C’est lorsque cette « union » est consommée que l’âme devenue « ailée » est en mesure d’« administrer la totalité du monde ».

Cette explication n’explique pas grand chose, à vrai dire. En réalité, le mystère s’épaissit. Le mythe platonicien ne fait qu’ouvrir des voies vers d’autres questions encore plus obscures.

Comment l’âme « parfaite », « ailée », est-elle appelée à « administrer la totalité du monde » ?

Deux mille ans après Platon, en pleine Renaissance, Marsile Ficin a proposé une lecture et une réinterprétation « néoplatoniciennes » de ces questions difficiles. La voici :

« Toutes les âmes raisonnables possèdent une partie supérieure : spirituelle, une partie intermédiaire, rationnelle, une partie inférieure, vitale. La puissance intermédiaire est une propriété de l’âme. La puissance spirituelle est un rayon d’intelligence supérieure projeté sur l’âme, et se réfléchissant à son tour sur l’intelligence supérieure. La puissance vitale elle aussi est un acte de l’âme rejaillissant sur le corps et se répercutant ensuite sur l’âme, à l’instar de la lumière solaire qui dans le nuage est, selon sa qualité propre, une lumière, mais qui en tant qu’elle émane du soleil, est rayon, et en tant qu’elle remplit le nuage, est blancheur. »iii

Plus le mystère s’épaissit, plus les métaphores se multiplient !
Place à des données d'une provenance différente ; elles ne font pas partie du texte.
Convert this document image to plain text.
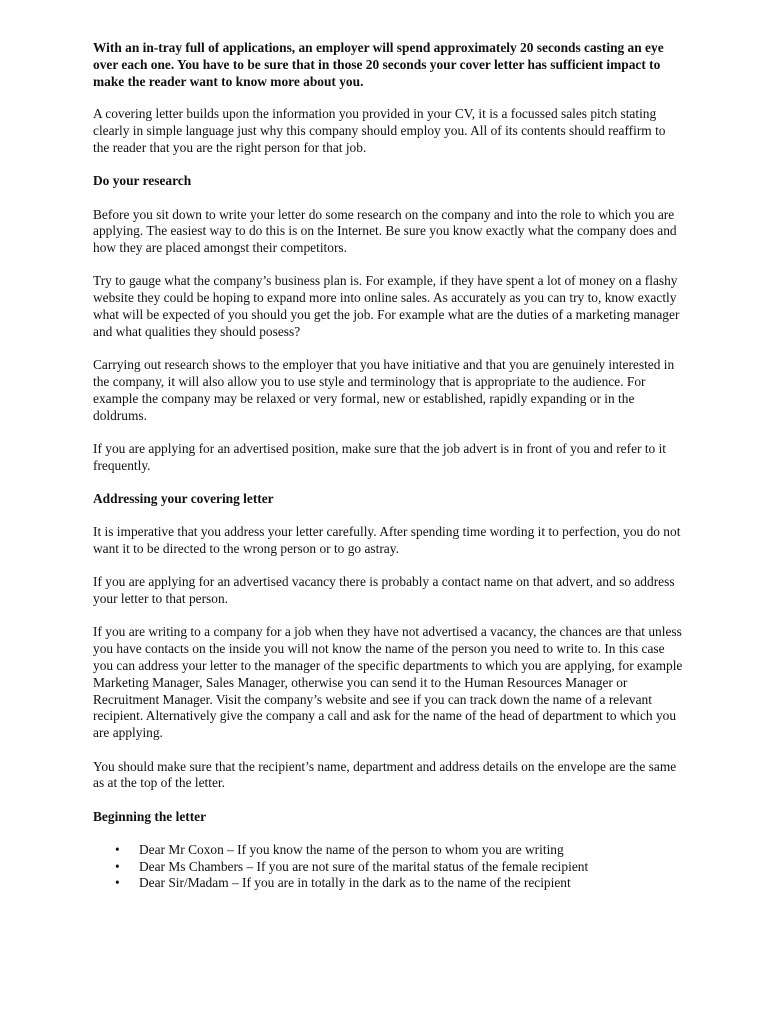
With an in-tray full of applications, an employer will spend approximately 20 seconds casting an eye over each one. You have to be sure that in those 20 seconds your cover letter has sufficient impact to make the reader want to know more about you.

A covering letter builds upon the information you provided in your CV, it is a focussed sales pitch stating clearly in simple language just why this company should employ you. All of its contents should reaffirm to the reader that you are the right person for that job.

Do your research

Before you sit down to write your letter do some research on the company and into the role to which you are applying. The easiest way to do this is on the Internet. Be sure you know exactly what the company does and how they are placed amongst their competitors.

Try to gauge what the company’s business plan is. For example, if they have spent a lot of money on a flashy website they could be hoping to expand more into online sales. As accurately as you can try to, know exactly what will be expected of you should you get the job. For example what are the duties of a marketing manager and what qualities they should posess?

Carrying out research shows to the employer that you have initiative and that you are genuinely interested in the company, it will also allow you to use style and terminology that is appropriate to the audience. For example the company may be relaxed or very formal, new or established, rapidly expanding or in the doldrums.

If you are applying for an advertised position, make sure that the job advert is in front of you and refer to it frequently.

Addressing your covering letter

It is imperative that you address your letter carefully. After spending time wording it to perfection, you do not want it to be directed to the wrong person or to go astray.

If you are applying for an advertised vacancy there is probably a contact name on that advert, and so address your letter to that person.

If you are writing to a company for a job when they have not advertised a vacancy, the chances are that unless you have contacts on the inside you will not know the name of the person you need to write to. In this case you can address your letter to the manager of the specific departments to which you are applying, for example Marketing Manager, Sales Manager, otherwise you can send it to the Human Resources Manager or Recruitment Manager. Visit the company’s website and see if you can track down the name of a relevant recipient. Alternatively give the company a call and ask for the name of the head of department to which you are applying.

You should make sure that the recipient’s name, department and address details on the envelope are the same as at the top of the letter.

Beginning the letter

• Dear Mr Coxon – If you know the name of the person to whom you are writing
• Dear Ms Chambers – If you are not sure of the marital status of the female recipient
• Dear Sir/Madam – If you are in totally in the dark as to the name of the recipient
Le rayon, la lumière et la blancheur représentent des états différents de l’intelligence se mêlant à l’esprit (le rayon devient lumière), et de la puissance de l’esprit se mêlant progressivement au monde et à la matière (la lumière devient blancheur).

On peut comprendre cela ainsi : le « rayon » est une métaphore de l’intelligence (divine), la « lumière » est une métaphore de la puissance de l’esprit (humain), et la blancheur est une métaphore de la puissance vitale de l’âme.

La glose néoplatonicienne accumule les images.

On peut s’en satisfaire, ou en réclamer d’autres encore. Course sans fin.

Mais le plus important c’est que ces images (rayon, lumière, blancheur) ont une portée générale, – comme la loi d’attraction déjà évoquée, qui vaut pour le monde comme pour l’esprit.

Cette portée universelle se juge à l’aune de leur capacité d’illumination.

Tout comme le mythe.

Le mythe est une « lumière », engendrée par un « rayon » divin frappant l’esprit du Philosophe, qui alors conçoit le mythe.

Le mythe est par la suite capable d’engendrer la « blancheur » (la révélation) dans les esprits de tous ceux qui en pénètrent le véritable sens.

Le « rayon » est analogue au Logos, la « lumière » est une métaphore du mythe lui-même, et la « blancheur » est une image de la raison philosophique éclairant le monde des hommes.

Tout cela est-il assez lumineux ? Tout cela est-il assez « blanc »?